NBC Sports Radio also had the rights to the Triple Crown of Thoroughbred Racing.

==Discontinuation==
On November 29, 2018, Westwood One announced that NBC Sports Radio would no longer operate as a full-time network and would switch to a stripped-down syndicated service providing 24/7 sportscast newsfeeds at the top and bottom of the hour. Following the change, on January 1, 2019, the network carried two daily programs, PFT Live with Mike Florio in mornings and a revival of the fan-based The Daily Line in the afternoons. While not mentioned in the announcement, the live sports programming NBC Sports Radio carried would also continue, and the 2019 NHL Winter Classic aired on NBC Sports Radio unaffected. Hosts Newy Scruggs, Keith Irizarry, Mark Malone, and Dan Schwartzman were no longer part of the lineup, although their shows continue to be available online.
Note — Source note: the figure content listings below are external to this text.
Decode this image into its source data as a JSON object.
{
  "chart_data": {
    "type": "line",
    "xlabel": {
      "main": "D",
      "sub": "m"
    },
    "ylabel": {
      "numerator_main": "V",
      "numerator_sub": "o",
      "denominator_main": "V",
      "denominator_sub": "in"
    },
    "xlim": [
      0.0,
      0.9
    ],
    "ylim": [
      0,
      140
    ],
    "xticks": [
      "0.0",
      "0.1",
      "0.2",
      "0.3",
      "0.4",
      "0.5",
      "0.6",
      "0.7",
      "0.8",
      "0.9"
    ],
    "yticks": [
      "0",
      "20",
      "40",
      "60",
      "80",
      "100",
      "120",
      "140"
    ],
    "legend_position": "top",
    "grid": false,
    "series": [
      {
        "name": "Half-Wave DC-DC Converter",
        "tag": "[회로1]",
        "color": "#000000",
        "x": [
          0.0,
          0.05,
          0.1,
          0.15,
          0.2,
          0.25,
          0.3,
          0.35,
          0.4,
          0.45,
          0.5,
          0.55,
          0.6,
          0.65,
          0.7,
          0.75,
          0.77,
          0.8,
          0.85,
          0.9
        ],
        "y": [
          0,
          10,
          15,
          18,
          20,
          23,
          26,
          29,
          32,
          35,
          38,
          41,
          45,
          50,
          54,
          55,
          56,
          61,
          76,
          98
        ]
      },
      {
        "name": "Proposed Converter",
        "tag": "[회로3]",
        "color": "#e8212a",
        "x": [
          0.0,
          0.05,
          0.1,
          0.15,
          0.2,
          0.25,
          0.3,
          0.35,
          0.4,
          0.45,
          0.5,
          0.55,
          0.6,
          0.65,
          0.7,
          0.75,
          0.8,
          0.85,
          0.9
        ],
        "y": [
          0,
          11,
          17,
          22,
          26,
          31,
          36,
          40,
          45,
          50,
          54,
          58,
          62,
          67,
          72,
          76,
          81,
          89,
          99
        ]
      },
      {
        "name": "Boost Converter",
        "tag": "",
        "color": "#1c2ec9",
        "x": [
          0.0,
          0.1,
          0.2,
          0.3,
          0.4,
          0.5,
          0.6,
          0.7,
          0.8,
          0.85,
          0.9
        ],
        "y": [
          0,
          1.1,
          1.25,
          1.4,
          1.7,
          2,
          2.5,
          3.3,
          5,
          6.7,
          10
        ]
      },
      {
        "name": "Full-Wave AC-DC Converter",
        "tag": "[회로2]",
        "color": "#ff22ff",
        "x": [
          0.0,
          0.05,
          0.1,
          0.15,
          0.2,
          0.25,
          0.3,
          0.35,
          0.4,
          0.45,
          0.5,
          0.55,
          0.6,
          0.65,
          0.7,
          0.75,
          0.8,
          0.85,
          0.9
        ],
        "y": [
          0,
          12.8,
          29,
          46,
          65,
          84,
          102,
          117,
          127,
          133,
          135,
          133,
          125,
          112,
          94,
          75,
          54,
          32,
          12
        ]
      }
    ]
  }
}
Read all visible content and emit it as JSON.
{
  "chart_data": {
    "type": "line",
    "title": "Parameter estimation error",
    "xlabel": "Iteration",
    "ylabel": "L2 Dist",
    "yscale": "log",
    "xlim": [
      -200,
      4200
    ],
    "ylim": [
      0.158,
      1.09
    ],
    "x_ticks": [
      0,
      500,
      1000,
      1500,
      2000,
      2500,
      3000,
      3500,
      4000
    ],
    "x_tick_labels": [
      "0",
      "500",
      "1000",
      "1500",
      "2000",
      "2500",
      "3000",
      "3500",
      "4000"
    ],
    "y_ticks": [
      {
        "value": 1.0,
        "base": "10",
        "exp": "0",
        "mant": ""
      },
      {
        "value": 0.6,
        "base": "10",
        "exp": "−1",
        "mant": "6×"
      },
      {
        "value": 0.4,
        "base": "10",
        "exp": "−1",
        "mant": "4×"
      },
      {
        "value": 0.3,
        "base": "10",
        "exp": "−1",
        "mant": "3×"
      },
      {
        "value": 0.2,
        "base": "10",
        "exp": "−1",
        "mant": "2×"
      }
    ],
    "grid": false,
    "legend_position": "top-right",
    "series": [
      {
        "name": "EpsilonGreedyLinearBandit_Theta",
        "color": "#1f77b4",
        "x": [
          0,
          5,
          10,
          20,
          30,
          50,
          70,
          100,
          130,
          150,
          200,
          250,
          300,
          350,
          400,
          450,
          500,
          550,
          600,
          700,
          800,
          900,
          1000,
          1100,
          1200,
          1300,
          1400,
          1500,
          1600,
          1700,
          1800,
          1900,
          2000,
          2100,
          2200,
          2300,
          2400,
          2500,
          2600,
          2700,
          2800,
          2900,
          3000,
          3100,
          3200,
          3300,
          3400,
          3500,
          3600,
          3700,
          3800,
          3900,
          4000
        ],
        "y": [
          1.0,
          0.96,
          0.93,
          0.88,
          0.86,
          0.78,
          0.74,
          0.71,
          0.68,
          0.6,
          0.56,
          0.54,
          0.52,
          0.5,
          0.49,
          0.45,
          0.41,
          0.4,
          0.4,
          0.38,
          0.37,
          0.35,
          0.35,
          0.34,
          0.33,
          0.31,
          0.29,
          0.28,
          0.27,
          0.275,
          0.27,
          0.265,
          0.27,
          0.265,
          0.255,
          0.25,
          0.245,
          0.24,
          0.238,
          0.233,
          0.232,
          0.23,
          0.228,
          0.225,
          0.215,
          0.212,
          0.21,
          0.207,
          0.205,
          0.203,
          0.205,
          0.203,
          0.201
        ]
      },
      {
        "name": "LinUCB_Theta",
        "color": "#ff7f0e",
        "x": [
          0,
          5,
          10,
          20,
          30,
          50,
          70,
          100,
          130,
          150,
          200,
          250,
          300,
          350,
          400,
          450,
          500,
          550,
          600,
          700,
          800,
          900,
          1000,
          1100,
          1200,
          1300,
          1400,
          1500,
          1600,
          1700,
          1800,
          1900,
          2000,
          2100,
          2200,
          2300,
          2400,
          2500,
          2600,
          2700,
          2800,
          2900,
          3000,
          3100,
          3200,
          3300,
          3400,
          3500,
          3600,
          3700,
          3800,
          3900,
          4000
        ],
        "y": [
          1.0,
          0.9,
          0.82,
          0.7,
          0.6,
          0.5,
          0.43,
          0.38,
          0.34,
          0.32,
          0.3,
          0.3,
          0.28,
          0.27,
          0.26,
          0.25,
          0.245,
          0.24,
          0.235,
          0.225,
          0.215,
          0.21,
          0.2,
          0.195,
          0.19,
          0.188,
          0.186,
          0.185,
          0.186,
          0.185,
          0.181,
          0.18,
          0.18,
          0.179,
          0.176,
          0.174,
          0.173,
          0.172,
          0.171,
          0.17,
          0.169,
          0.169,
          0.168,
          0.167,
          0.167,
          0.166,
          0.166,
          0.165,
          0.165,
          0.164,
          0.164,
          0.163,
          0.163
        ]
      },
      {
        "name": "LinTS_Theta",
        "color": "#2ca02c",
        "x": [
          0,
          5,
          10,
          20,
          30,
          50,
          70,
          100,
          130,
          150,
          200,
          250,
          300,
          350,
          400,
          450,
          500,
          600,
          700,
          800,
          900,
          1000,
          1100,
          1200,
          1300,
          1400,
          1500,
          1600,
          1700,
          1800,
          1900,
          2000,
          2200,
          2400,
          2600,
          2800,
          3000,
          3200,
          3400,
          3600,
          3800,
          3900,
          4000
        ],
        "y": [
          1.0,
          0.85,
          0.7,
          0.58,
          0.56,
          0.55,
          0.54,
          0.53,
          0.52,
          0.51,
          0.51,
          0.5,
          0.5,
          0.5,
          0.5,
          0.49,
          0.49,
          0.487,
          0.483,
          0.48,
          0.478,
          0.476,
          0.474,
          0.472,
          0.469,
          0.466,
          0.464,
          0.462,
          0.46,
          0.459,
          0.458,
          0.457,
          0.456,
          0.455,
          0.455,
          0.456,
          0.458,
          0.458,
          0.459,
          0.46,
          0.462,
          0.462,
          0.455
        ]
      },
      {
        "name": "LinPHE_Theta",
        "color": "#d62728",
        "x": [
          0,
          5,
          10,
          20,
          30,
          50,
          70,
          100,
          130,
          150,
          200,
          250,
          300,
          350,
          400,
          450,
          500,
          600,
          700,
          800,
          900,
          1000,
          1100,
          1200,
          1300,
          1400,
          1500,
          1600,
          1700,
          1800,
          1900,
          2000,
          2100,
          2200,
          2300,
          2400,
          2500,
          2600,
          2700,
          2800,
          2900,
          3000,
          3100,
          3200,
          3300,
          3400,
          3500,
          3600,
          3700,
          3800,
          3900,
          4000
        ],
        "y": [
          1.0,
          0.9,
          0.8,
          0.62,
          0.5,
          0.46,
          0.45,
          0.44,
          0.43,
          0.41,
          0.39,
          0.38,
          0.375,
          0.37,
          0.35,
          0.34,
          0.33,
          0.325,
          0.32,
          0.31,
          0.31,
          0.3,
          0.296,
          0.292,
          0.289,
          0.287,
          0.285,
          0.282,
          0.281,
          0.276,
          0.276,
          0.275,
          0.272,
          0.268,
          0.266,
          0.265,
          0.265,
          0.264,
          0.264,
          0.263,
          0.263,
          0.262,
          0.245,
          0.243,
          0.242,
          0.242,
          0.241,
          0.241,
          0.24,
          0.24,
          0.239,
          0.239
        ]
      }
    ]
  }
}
Westwood One cited the increasing competition among sports radio networks—it was effectively competing with itself since it also distributed CBS Sports Radio—as a factor, as well as the network's inability to draw prominent affiliates. Unlike CBS Sports Radio, which has a core affiliation with Entercom and Cumulus Media outlets, NBC had no major station group affiliations and largely relied on lower-end independent affiliates. In March 2020, Westwood One informed affiliates that it would no longer distribute or represent NBC Sports Radio's remaining programming after March 31, 2020; the discontinuation did not affect Westwood One's distribution of NHL playoff broadcasts. In 2021, ahead of the expiration of its television contracts, NBC spun its NHL radio rights off to Sports USA Radio Network.

==Revival as SiriusXM channel==
Less than a year after the shutdown, NBC Sports Radio announced it would relaunch as a Sirius XM Radio exclusive service, with 12 hours a day of talk programming supplemented by simulcasts of NBC Sports events.

NBC Sports Audio is channel 85 on SiriusXM. Most original programming is simulcast with Peacock: Pro Football Talk with Mike Florio continues on the channel on weekday mornings, followed by The Dan Patrick Show (whose radio presentation is syndicated by Premiere Radio Networks) The Dan Le Batard Show and Fantasy Football Happy Hour with Matthew Berry. The other weekday programs also appear on NBC Sports' YouTube channel including Chris Simms Unbuttoned. Weekends feature Down the Stretch, a Saturday horse racing program, a rotating selection of NBC Sports-produced podcasts as well Peacock/YouTube simulcasts Chris Simms Unbuttoned and Off Track with Hinch & Rossi.